The successful treatment of this patient with fixed restorations using Straumann® Roxolid® 3.3 mm diameter implants not only resolved the issue of ongoing bone loss but also achieved outstanding health outcomes for both hard and soft tissues. As a result, the patient was able to regain near-perfect masticatory function, which greatly enhanced her quality of life.

Author’s testimonial

Proper CT and intraoral scanning protocols, as well as pre-designing the final restoration at an early stage, are crucial for obtaining the best results. Straumann® coDiagnostiX® software is recommended since it includes all the necessary functions for designing surgical guides and provisionals. The Pro Arch protocol offers a variety of treatment options to address specific indications and patient needs, making it particularly beneficial for elderly patients with bone atrophy.

References:

  1. Müller F et al.
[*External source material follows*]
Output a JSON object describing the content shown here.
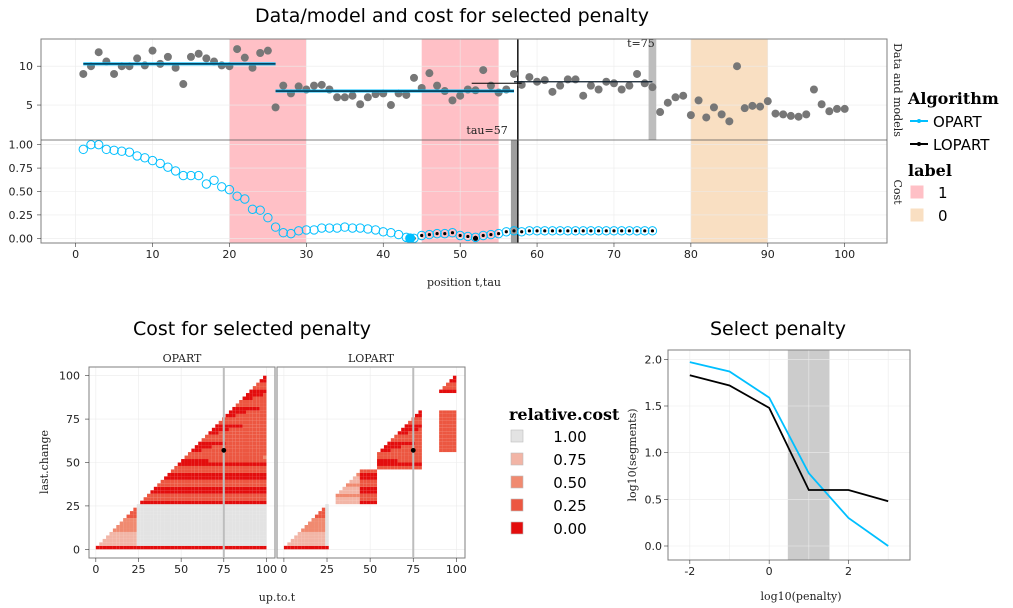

Small-diameter titanium grade IV and titanium-zirconium implants in edentulous mandibles: five-year results from a double-blind, randomized controlled trial. (2015). BMC Oral Health. 2015 Oct 12;15(1):123.
  2. Al-Nawas B, Domagala P, Fragola G, Freiberger P, Ortiz-Vigón A, Rousseau P, Tondela J A Prospective Noninterventional Study to Evaluate Survival and Success of Reduced Diameter Implants Made From Titanium-Zirconium Alloy. J Oral Implantol. 2015 Aug;41(4):e118-25.